In the following example, we try to find the number of ways to express the factorial of a number as the sum of consecutive numbers.
#include <bits/stdc++.h> using namespace std; // code for obtaining number of possible solutions long int Number_of_solutions(long int NUMBER){ long int counter = 0; for (long int len = 1; len * (len + 1) < 2 * NUMBER; len++) { double p = (1.0 * NUMBER - (len * (len + 1)) / 2) / (len + 1); if (p - (int)p == 0.0) counter++; } return counter; } // main program goes here int main(){ long int NUMBER = 15; cout << "Number of ways to write 15 as a sum of consecutive numbers: "; cout << Number_of_solutions(NUMBER) << endl; NUMBER = 10; cout << "Number of ways to write 10 as a sum of consecutive numbers: "; cout << Number_of_solutions(NUMBER) << endl; return 0; }
When you run the above C program, it will produce the following output -
Number of ways to write 15 as a sum of consecutive numbers: 3 Number of ways to write 10 as a sum of consecutive numbers: 1
This is a better approach; the approach we saw above causes overflow.
The sum of len consecutive numbers starting from the number p can be written as -
sum = (p+1) + (p+2) + (p+3) … + (p+len) Hence, sum = (len*(len + 2*p + 1))/2
Because sum is also equal to Number!.
We can write
2*Number! = (len*(len + 2*p + 1))
Here, we will count all (len, (len 2*p 1)) pairs instead of counting all (len, p) pairs. This means we will compute all ordered pf (A, B) where AB=2*Number! And A< B 且 A 和 B 的奇偶性不同,这意味着如果 len 是奇数,则 (len + 2*p + 1) 是偶数,如果 len 是偶数,则 (len + 2*p + 1) 是奇数。 p>
This means we are looking for odd divisors of 2*Number!

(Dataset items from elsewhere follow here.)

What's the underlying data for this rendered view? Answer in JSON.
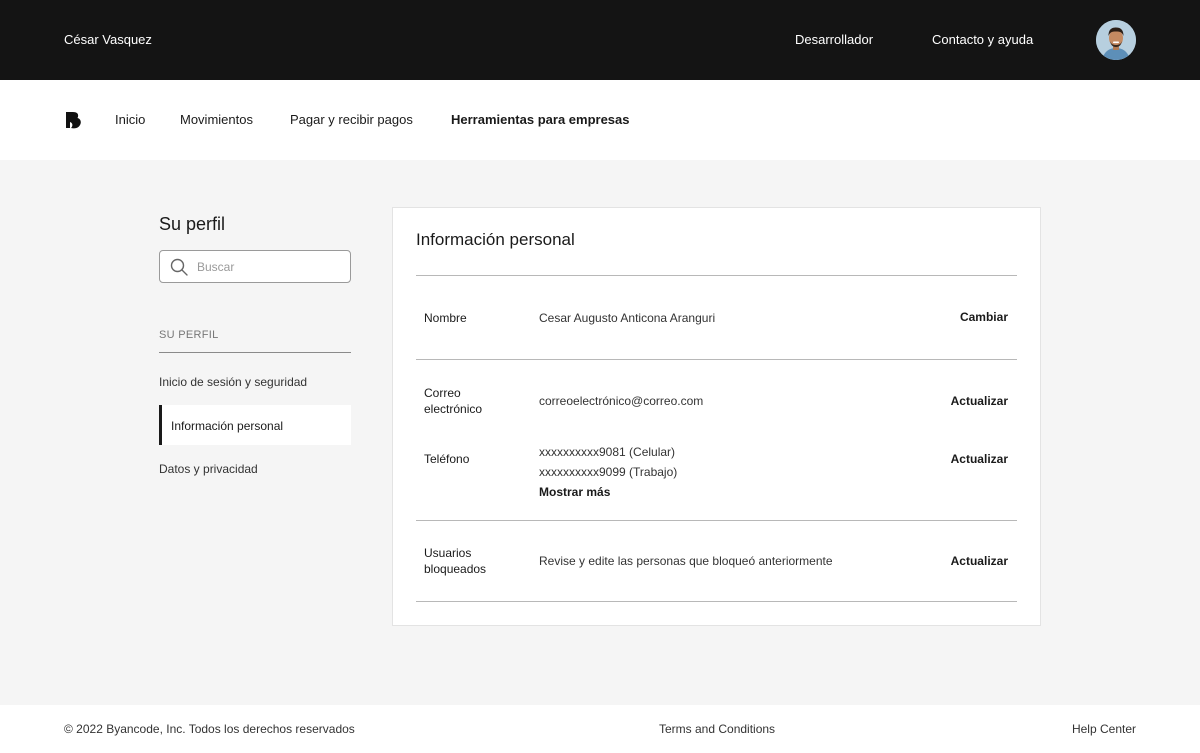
{
  "topbar": {
    "user_name": "César Vasquez",
    "developer_link": "Desarrollador",
    "help_link": "Contacto y ayuda"
  },
  "nav": {
    "items": [
      {
        "label": "Inicio"
      },
      {
        "label": "Movimientos"
      },
      {
        "label": "Pagar y recibir pagos"
      },
      {
        "label": "Herramientas para empresas"
      }
    ]
  },
  "sidebar": {
    "title": "Su perfil",
    "search_placeholder": "Buscar",
    "section_label": "SU PERFIL",
    "items": [
      {
        "label": "Inicio de sesión y seguridad"
      },
      {
        "label": "Información personal"
      },
      {
        "label": "Datos y privacidad"
      }
    ]
  },
  "card": {
    "title": "Información personal",
    "rows": {
      "name": {
        "label": "Nombre",
        "value": "Cesar Augusto Anticona Aranguri",
        "action": "Cambiar"
      },
      "email": {
        "label_line1": "Correo",
        "label_line2": "electrónico",
        "value": "correoelectrónico@correo.com",
        "action": "Actualizar"
      },
      "phone": {
        "label": "Teléfono",
        "value1": "xxxxxxxxxx9081 (Celular)",
        "value2": "xxxxxxxxxx9099 (Trabajo)",
        "more": "Mostrar más",
        "action": "Actualizar"
      },
      "blocked": {
        "label_line1": "Usuarios",
        "label_line2": "bloqueados",
        "value": "Revise y edite las personas que bloqueó anteriormente",
        "action": "Actualizar"
      }
    }
  },
  "footer": {
    "copyright": "© 2022 Byancode, Inc. Todos los derechos reservados",
    "terms": "Terms and Conditions",
    "help_center": "Help Center"
  },
  "colors": {
    "topbar_bg": "#141414",
    "page_bg": "#f5f5f5",
    "accent": "#1a1a1a"
  }
}
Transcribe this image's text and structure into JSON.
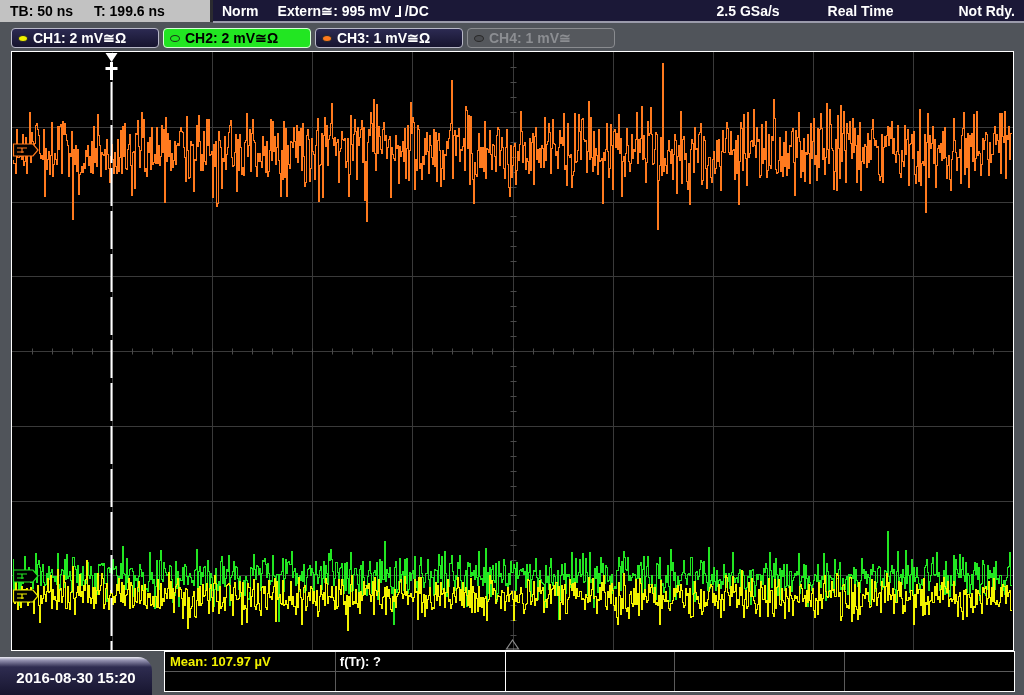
{
  "header": {
    "timebase": "TB: 50 ns",
    "trigger_time": "T: 199.6 ns",
    "trigger_mode": "Norm",
    "trigger_source": "Extern≅: 995 mV",
    "trigger_coupling": "/DC",
    "sample_rate": "2.5 GSa/s",
    "acquisition_mode": "Real Time",
    "status": "Not Rdy."
  },
  "channels": [
    {
      "label": "CH1: 2 mV≅Ω",
      "color": "#f2f200",
      "selected": false,
      "enabled": true
    },
    {
      "label": "CH2: 2 mV≅Ω",
      "color": "#22e622",
      "selected": true,
      "enabled": true
    },
    {
      "label": "CH3: 1 mV≅Ω",
      "color": "#ff7a1e",
      "selected": false,
      "enabled": true
    },
    {
      "label": "CH4: 1 mV≅",
      "color": "#4a4c50",
      "selected": false,
      "enabled": false
    }
  ],
  "measurements": [
    {
      "text": "Mean: 107.97 µV",
      "color": "#f2f200"
    },
    {
      "text": "f(Tr): ?",
      "color": "#ffffff"
    }
  ],
  "timestamp": "2016-08-30 15:20"
}
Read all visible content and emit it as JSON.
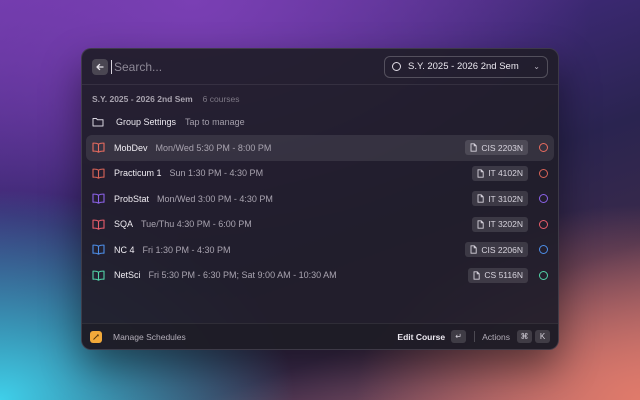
{
  "search": {
    "placeholder": "Search..."
  },
  "semester_dropdown": {
    "selected": "S.Y. 2025 - 2026 2nd Sem"
  },
  "section": {
    "title": "S.Y. 2025 - 2026 2nd Sem",
    "count": "6 courses"
  },
  "group_settings": {
    "title": "Group Settings",
    "subtitle": "Tap to manage"
  },
  "courses": [
    {
      "name": "MobDev",
      "schedule": "Mon/Wed 5:30 PM - 8:00 PM",
      "code": "CIS 2203N",
      "color": "#e76b5f"
    },
    {
      "name": "Practicum 1",
      "schedule": "Sun 1:30 PM - 4:30 PM",
      "code": "IT 4102N",
      "color": "#d96457"
    },
    {
      "name": "ProbStat",
      "schedule": "Mon/Wed 3:00 PM - 4:30 PM",
      "code": "IT 3102N",
      "color": "#8b62e8"
    },
    {
      "name": "SQA",
      "schedule": "Tue/Thu 4:30 PM - 6:00 PM",
      "code": "IT 3202N",
      "color": "#e85d6a"
    },
    {
      "name": "NC 4",
      "schedule": "Fri 1:30 PM - 4:30 PM",
      "code": "CIS 2206N",
      "color": "#4d8ee8"
    },
    {
      "name": "NetSci",
      "schedule": "Fri 5:30 PM - 6:30 PM; Sat 9:00 AM - 10:30 AM",
      "code": "CS 5116N",
      "color": "#52d4a8"
    }
  ],
  "footer": {
    "manage_label": "Manage Schedules",
    "edit_label": "Edit Course",
    "edit_key": "↵",
    "actions_label": "Actions",
    "actions_key1": "⌘",
    "actions_key2": "K"
  }
}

This is also the odd divisor of Number!
To calculate the number of divisors! , we must calculate the powers of prime numbers in factorization, the number of divisors is (f1 1)*(f2 1)* … *(fn 1).
We will use Legendre's formula to calculate the maximum power of a prime number in the factorial of a number.
The code for this approach is given below -
#include <bits/stdc++.h> using namespace std; #define maximum 5002 vector<int> v; void sieve(){ bool Is_the_number_prime[maximum]; memset (Is_the_number_prime, true, sizeof(Is_the_number_prime) ); for (int prime = 2; prime * prime < maximum; prime++) { if (Is_the_number_prime[prime] == true) { for (int iterator = prime * 2; iterator < maximum; iterator += prime) Is_the_number_prime[iterator] = false; } } for (int prime = 2; prime < maximum; prime++) if (Is_the_number_prime[prime]) v.push_back(prime); } long long int calculate_largest_power(long long int a, long long int b){ long long int c = 0; long long int x = b; while (a >= x) { c += (a / x); x *= b; } return c; } long long int modular_mult(long long int a, long long int b, long long int m){ long long int result = 0; a = a % m; while (b > 0) { if (b % 2 == 1) result = (result + a) % m; a = (a * 2) % m; b /= 2; } return result % m; } long long int no_of_ways(long long int n, long long int m){ long long int answer = 1; for (int iterator = 1; iterator < v.size(); iterator++) { long long int powers = calculate_largest_power(n, v[iterator]); if (powers == 0) break; answer = modular_mult(answer, powers + 1, m)%m; } if (((answer - 1) % m) < 0) return (answer - 1 + m) ; else return (answer - 1) ; } int main(){ sieve(); long long int n = 4, m = 7; cout << "Number of solutions after performing modulo with 7 is " <<no_of_ways(n, m); return 0; }
When the above C program is run, it will produce the following output -
Number of solutions after performing modulo with 7 is 1.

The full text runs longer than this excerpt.